The Good News According To Josephus

by C.G. Weiss



THE GOSPEL: The Good News According To Josephus

It takes place in the year 95 C.E. (A.D.) at a dinner party in the home of Flavia Sabena—a cousin to Emperor Domitian—on the last night of the Festival of Saturnalia. The hostess has invited eminent Jewish-Roman historian Josephus, as guest of honor, to give readings from his works while they wait up all night in their annual solar vigil celebrating the mid-Winter Solstice. Three great historians are in attendance. 

THE GOSPEL: The Good News According To Josephus simultaneously presents both legend and history. It is a narrative that consists chiefly of a fascinating monologue by Josephus as speaker—alternating with the younger Josephus in flashback, and interrupted at points by his fellow guests. Josephus’ account of his exploits in the Jewish War with Rome presents a retelling from classical histories—primarily the writings of Flavius Josephus: “Antiquities” and “Wars” and “Life”. 

In the story being recounted, the “Good News” heralded Vespasian, the Roman emperor whose forces defeated the religious fanatics who led -- or forced -- the Jews to revolt against Rome.

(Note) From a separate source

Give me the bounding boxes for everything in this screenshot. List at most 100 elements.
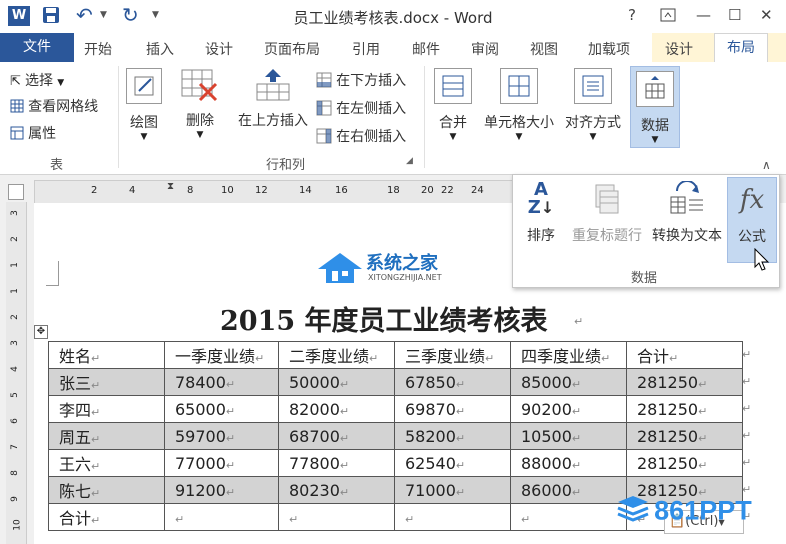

But resonating through the story is a silent theme of a New World coming – one that will be rather more than less Jewish as Romans begin to adopt the “manners” of the Jews. It is one that would replace the Roman pagan world. In the setting of the story, the building blocks of the coming culture lay scattered about, but with different significance attached.

At the same time, The GOSPEL bears the imprint of that other gospel, which was born and transmitted against the backdrop of these events.  Josephus’ Life and Wars, the official account of the Jewish War, together complete a puzzle that shimmers through the outline of The GOSPEL, which the reader is allowed to interpret. Inserts into Josephus’ narrative from other, mostly classical, sources provide a fuller depiction of the times. And Tacitus and Suetonius are present and speak for themselves.